Difficile de donner tort à cet interlocuteur : François Bayrou n'a jamais semblé découvrir les difficultés du poste surnommé par certains de ses précesseurs "l'enfer de Matignon" après avoir espéré y entrer pendant des années. Lors de la passation de pouvoir avec Michel Barnier en décembre, resté à peine trois mois sans parvenir à faire adopter les budgets 2025, le centriste avait même évoqué "l'Himalaya" de difficultés qui l'attendait.

À la faveur d'un accord avec les socialistes en janvier dernier, conditionné à une réunion entre partenaires sociaux sur la réforme des retraites, le patron du Modem a pourtant réussi à franchir son premier col.
"Atterrir sur les budgets, là où Michel Barnier qu'on voyait peut-être plus habile a échoué, ça lui a donné beaucoup de force, à la fois politiquement mais aussi lui-même dans sa tête", reconnaît l'un de ses fidèles compagnons de route.
Pour lui, cela illustrerait ce que le Béarnais avait théorisé depuis des années en montrant qu'on pouvait dépasser les clivages politiques quand l'heure était grave.
"Bayrou sait mordre"
Autre épreuve: son audition devant la commission d'enquête sur les violences dans le monde scolaire, notamment à Notre-Dame-de-Bétharram.
Le chef du gouvernement est accusé par des témoins d'avoir été au courant d'accusations d'agressions sexuelles au sein de cet établissement catholique, où plusieurs de ses enfants étaient scolarisés dans les années 1990 et où sa femme a enseigné le catéchisme. François Bayrou a toujours nié avoir été au courant de la situation.
Après avoir hésité sur la stratégie à adopter et plusieurs déclarations malheureuses, le centriste a finalement choisi l'attaque, se défendant pied-à-pied devant la commission d'enquête.
Au point que son audition en mai a parfois semblé tourner au match de catch avec l'un des rapporteurs, le député inoumis Paul Vannier, qualifié à plusieurs reprises par le Premier ministre de "procureur". Les 5h30 d'audition lui ont manifestement fait du bien. À sa sortie, François Bayrou parle même d'un "moment libérateur".
"C'est quelqu'un qui peut ressembler à l'eau qui dort mais sait mordre quand vous venez le chercher. C'est exactement ça qu'il s'est passé et on n'est plus venu l'emmerder depuis", résume, abrupt, un conseiller ministériel.
"La leçon, c'est que ce n'est pas quelqu'un que vous pouvez détourner de son cap et qui sait le maintenir contre vents et marées", résume de son côté le député Modem Michaël Cosson.
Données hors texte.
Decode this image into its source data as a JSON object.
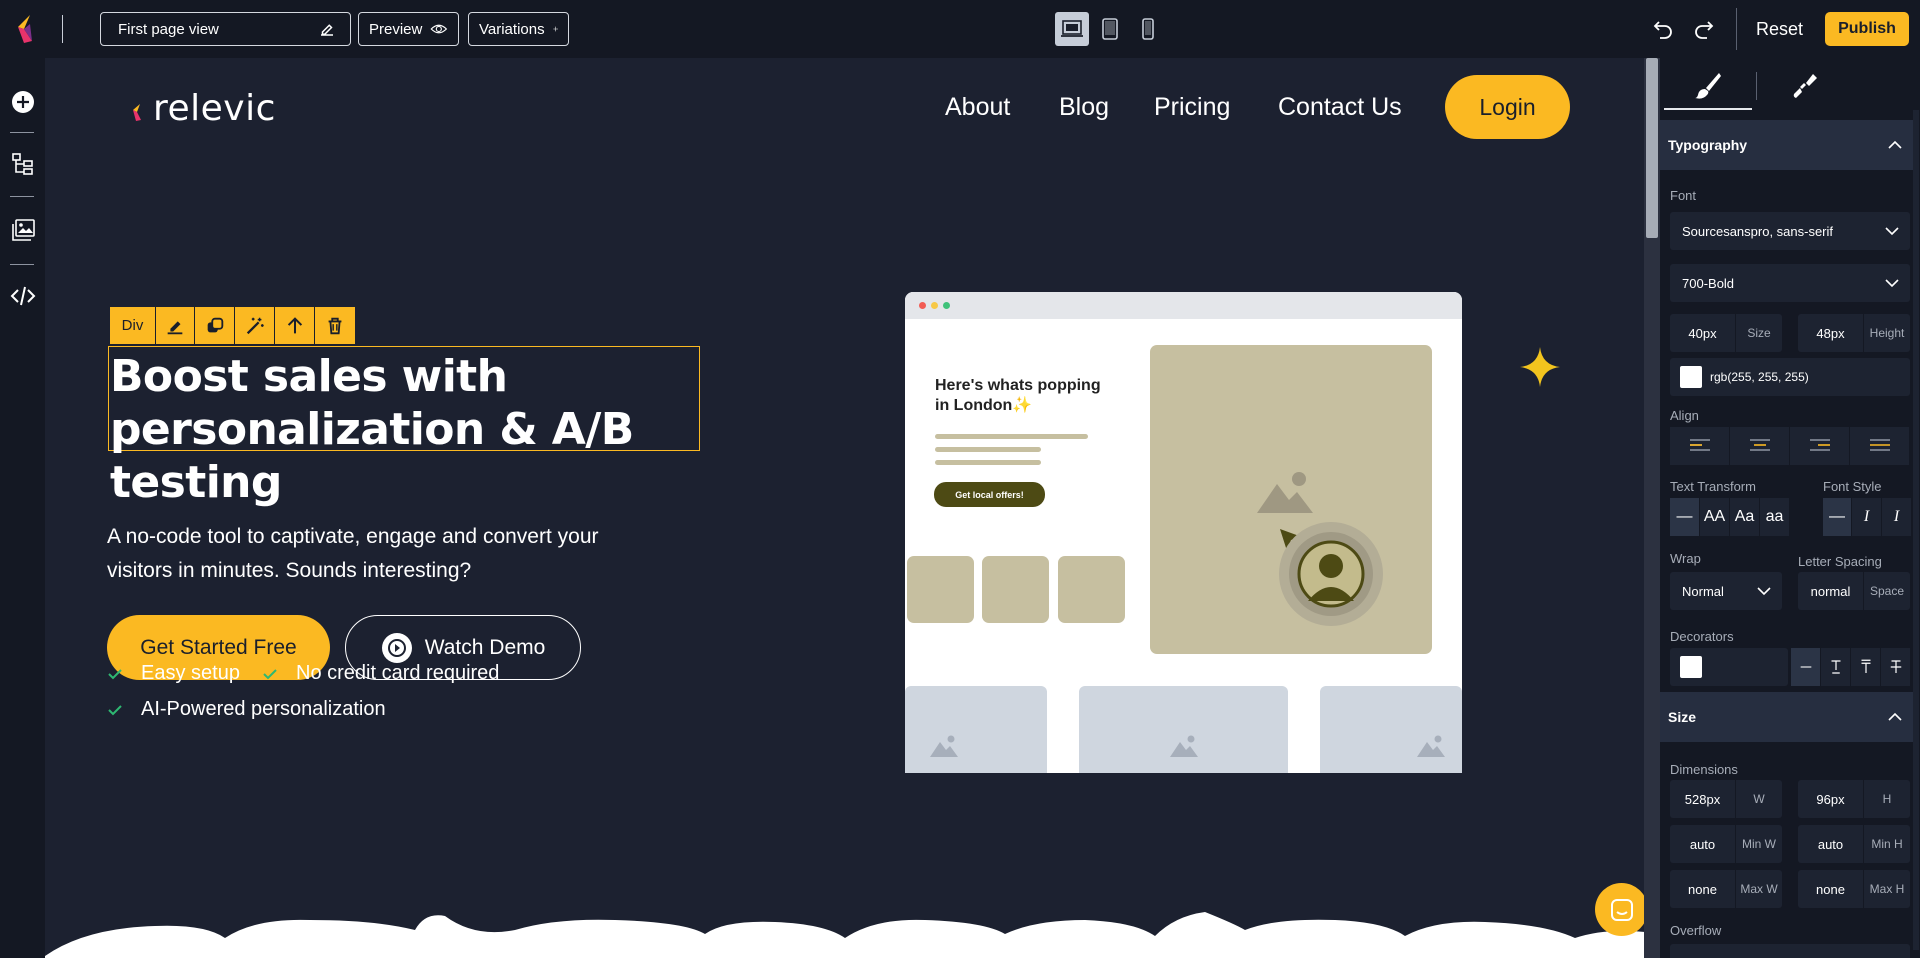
{
  "topbar": {
    "page_name": "First page view",
    "preview_label": "Preview",
    "variations_label": "Variations",
    "reset_label": "Reset",
    "publish_label": "Publish"
  },
  "site": {
    "logo_text": "relevic",
    "nav": [
      "About",
      "Blog",
      "Pricing",
      "Contact Us"
    ],
    "login_label": "Login",
    "hero_title_line1": "Boost sales with",
    "hero_title_line2": "personalization & A/B testing",
    "hero_sub_line1": "A no-code tool to captivate, engage and convert your",
    "hero_sub_line2": "visitors in minutes. Sounds interesting?",
    "cta_primary": "Get Started Free",
    "cta_secondary": "Watch Demo",
    "features": [
      "Easy setup",
      "No credit card required",
      "AI-Powered personalization"
    ],
    "mockup": {
      "heading_line1": "Here's whats popping",
      "heading_line2": "in London",
      "heading_emoji": "✨",
      "button_label": "Get local offers!"
    }
  },
  "selection_toolbar": {
    "tag_label": "Div",
    "icons": [
      "edit-icon",
      "duplicate-icon",
      "magic-wand-icon",
      "arrow-up-icon",
      "trash-icon"
    ]
  },
  "panel": {
    "typography_header": "Typography",
    "font_label": "Font",
    "font_value": "Sourcesanspro, sans-serif",
    "weight_value": "700-Bold",
    "size_value": "40px",
    "size_unit": "Size",
    "height_value": "48px",
    "height_unit": "Height",
    "color_value": "rgb(255, 255, 255)",
    "align_label": "Align",
    "text_transform_label": "Text Transform",
    "transform_options": [
      "—",
      "AA",
      "Aa",
      "aa"
    ],
    "font_style_label": "Font Style",
    "font_style_options": [
      "—",
      "I",
      "I"
    ],
    "wrap_label": "Wrap",
    "wrap_value": "Normal",
    "letter_spacing_label": "Letter Spacing",
    "letter_spacing_value": "normal",
    "letter_spacing_unit": "Space",
    "decorators_label": "Decorators",
    "size_header": "Size",
    "dimensions_label": "Dimensions",
    "width_value": "528px",
    "width_unit": "W",
    "height2_value": "96px",
    "height2_unit": "H",
    "min_w_value": "auto",
    "min_w_unit": "Min W",
    "min_h_value": "auto",
    "min_h_unit": "Min H",
    "max_w_value": "none",
    "max_w_unit": "Max W",
    "max_h_value": "none",
    "max_h_unit": "Max H",
    "overflow_label": "Overflow"
  },
  "colors": {
    "accent": "#fbb922",
    "bg": "#1c2130",
    "panel": "#141823",
    "check": "#2eb872"
  }
}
Pourtant, parfois, le Premier ministre laisse filtrer quelques états d'âme en mai devant des députés Renaissance qu'il a convié à dîner à Matignon. "Ce n'est pas drôle tous les jours", leur confie le maire de Pau, regrettant la "multiplication des pièges tendus".
Encore bien des montagnes devant
Et ce n'est pas encore fini. Les conclusions du conclave sur la réforme des retraites seront rendues la semaine prochaine. Les troupes d'Olivier Faure ont déjà prévenu: elles ne lui feront pas de cadeau et attendent désormais que l'éventuel accord qui en sortira soit présenté devant le Parlement. Mais pas question d'évoquer ses inquiétudes. Je crois qu'il "existe un chemin", a avancé le centriste ce jeudi.
"La méthode Coué, ça rime avec François Bayrou, vous ne saviez pas", lâche en riant un député Modem.
Autre chausse-trappe d'ici la mi-juillet: le dévoilement des pistes d'économies prévu par le patron du Modem à hauteur de 40 milliards d'euros dans le budget de la sécurité sociale et de l'État. Là encore: la côte s'annonce coriace, cernée de lignes rouges.
La droite refuse officiellement toute nouvelle hausse d'impôts et les socialistes menacent de censurer le Premier ministre à l'automne s'il active un 49.3, ce dispositif constitutionnel qui permet de faire voter un budget sans vote.
Mettre les députés devant le fait accompli
Mais la stratégie reste toujours la même pour le locataire de Matignon: laisser les uns et les autres abattre leurs cartes, se faire discret pour les laisser boxer dans le vide et, à la fin, les mettre devant le fait accompli en annonçant les options retenues par le gouvernement.
"Sa méthode, c'est de porter une tentative de règlement de dérive des sujets budgétaires d'une façon qui n'a encore jamais été testé. Il est porté par cette vision pour le futur qui lui donne de la force, de la détermination", philosophe de son côté le député Modem Erwan Balanant.
Et pour sortir la tête du guidon le soir, François Bayrou peut jeter un coup un coup d'œil sur les matchs de rugby, un sport qu'il adore regarder le soir à Matignon ou suivre de près les résultats des courses des chevaux qu'il élève dans sa maison de Bordères, à quelques encablures de Pau.